The European countries, which have amply financed these campaigns, have been caught in their own trap. By financing and legalizing in their own house the rejection of life, the populations of these countries are aging and also decreasing. It is what the great French demographer Gerard Francois Dumont called the “demographic winter.”
In its social doctrine, the Church confirms, for moral and religious reasons, what many experts in economics, demography and political science say; that is, that what is most important today is not physical capital but human capital, that is, the morally and intellectually well-formed man.
Q: You relate peace and development and propose a world consensus in favor of development. How does the social doctrine of the Church indicate the virtuous path that leads to economic, spiritual and social development?
Monsignor Schooyans: From its beginnings in the 19th century, the social doctrine of the Church has articulated fundamental criticisms against socialism and liberalism.

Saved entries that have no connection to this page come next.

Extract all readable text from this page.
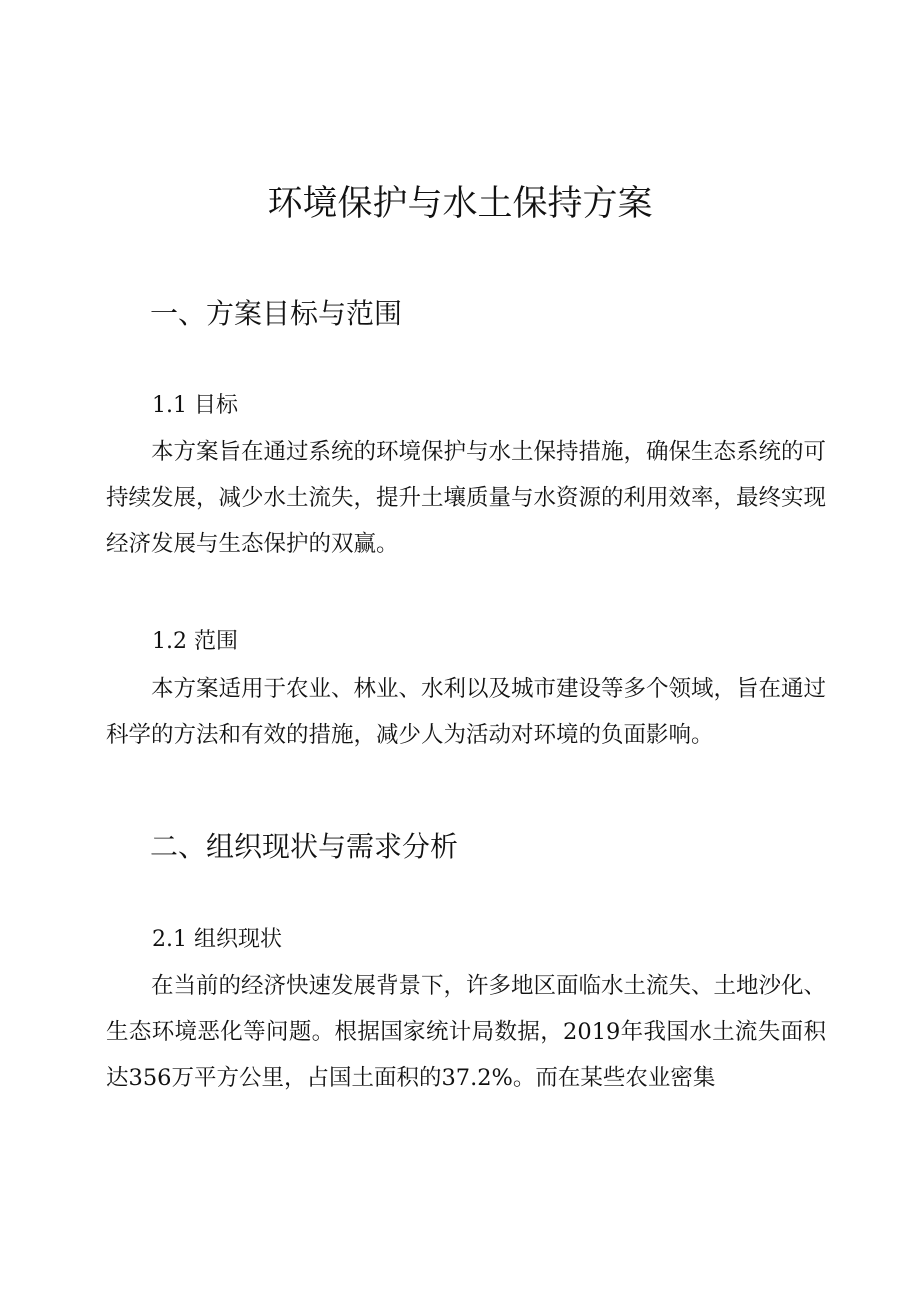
环境保护与水土保持方案
一、方案目标与范围
1.1 目标

本方案旨在通过系统的环境保护与水土保持措施，确保生态系统的可持续发展，减少水土流失，提升土壤质量与水资源的利用效率，最终实现经济发展与生态保护的双赢。

1.2 范围

本方案适用于农业、林业、水利以及城市建设等多个领域，旨在通过科学的方法和有效的措施，减少人为活动对环境的负面影响。

二、组织现状与需求分析
2.1 组织现状

在当前的经济快速发展背景下，许多地区面临水土流失、土地沙化、生态环境恶化等问题。根据国家统计局数据，2019年我国水土流失面积达356万平方公里，占国土面积的37.2%。而在某些农业密集
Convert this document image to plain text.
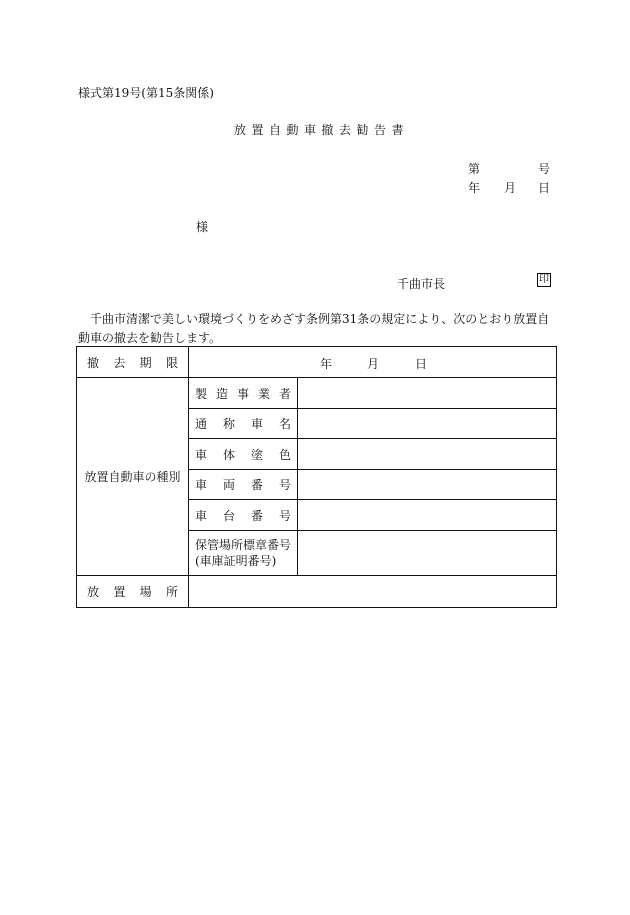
様式第19号(第15条関係)
放置自動車撤去勧告書
第	号
年 月 日
様
千曲市長	印

千曲市清潔で美しい環境づくりをめざす条例第31条の規定により、次のとおり放置自動車の撤去を勧告します。

撤去期限	年 月 日	

放置自動車の種別	製造事業者	
	通称車名	
	車体塗色	
	車両番号	
	車台番号	

	保管場所標章番号
(車庫証明番号)	

放置場所		
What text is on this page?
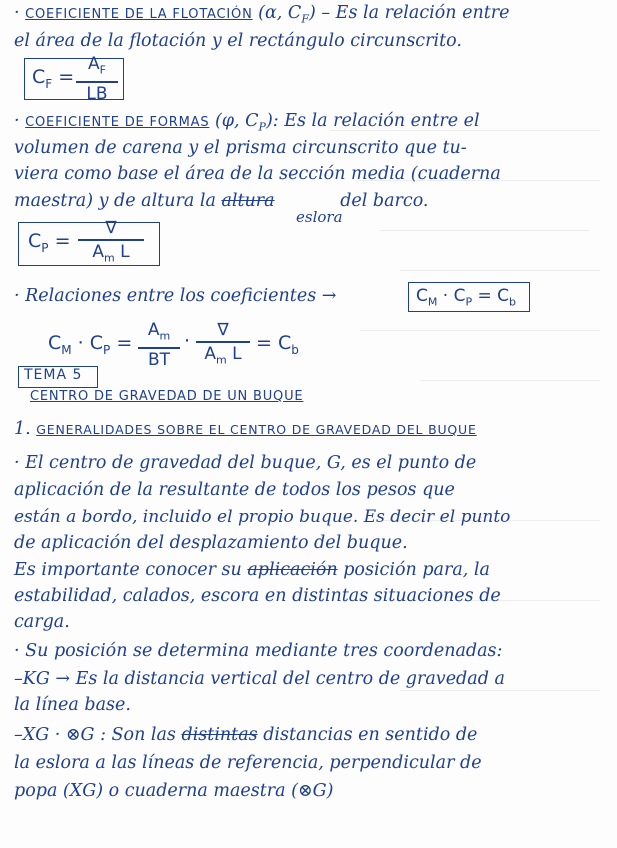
· COEFICIENTE DE LA FLOTACIÓN (α, $C_F$) – Es la relación entre
el área de la flotación y el rectángulo circunscrito.
$C_F$ =
$A_F$
LB
· COEFICIENTE DE FORMAS (φ, $C_P$): Es la relación entre el
volumen de carena y el prisma circunscrito que tu-
viera como base el área de la sección media (cuaderna
maestra) y de altura la altura	del barco.
eslora
$C_P$ =
∇
$A_m$ L
· Relaciones entre los coeficientes →	$C_M \cdot C_P = C_b$
$C_M \cdot C_P$ =
$A_m$
BT
·	∇
$A_m$ $L = C_b$
TEMA 5
CENTRO DE GRAVEDAD DE UN BUQUE
1. GENERALIDADES SOBRE EL CENTRO DE GRAVEDAD DEL BUQUE
· El centro de gravedad del buque, G, es el punto de
aplicación de la resultante de todos los pesos que
están a bordo, incluido el propio buque. Es decir el punto
de aplicación del desplazamiento del buque.
Es importante conocer su aplicación posición para, la
estabilidad, calados, escora en distintas situaciones de
carga.
· Su posición se determina mediante tres coordenadas:
–KG → Es la distancia vertical del centro de gravedad a
la línea base.
–XG · ⊗G : Son las distintas distancias en sentido de
la eslora a las líneas de referencia, perpendicular de
popa (XG) o cuaderna maestra (⊗G)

It reproaches socialism for not trusting the human person and for expecting too much from the public powers.
It recriminates liberalism for favoring an individualism that gives supremacy to the strongest in detriment to the weakest, and for not wanting to recognize the necessary and legitimate role of public powers.
In its social teaching, the Church recognizes the subsidiary role of the public powers: The latter must be at the service of persons, intermediary institutions and civil society; they must be under the latter’s control.
There is a precarious balance that is only kept when the social actors have a strong moral and religious motivation capable of leading them to promote the common good, to have a special tenderness for the most vulnerable, and to work for justice and peace.
This ideal, the only one worthy of man, implies that public powers themselves, international organizations, and economic structures not be indifferent to the truth, that they not be morally relativist, or purely utilitarian or even cynical, but that they all be concerned to serve and not to be served.
In a society that is being globalized, the social teaching of the Church appears as a light that radiates hope.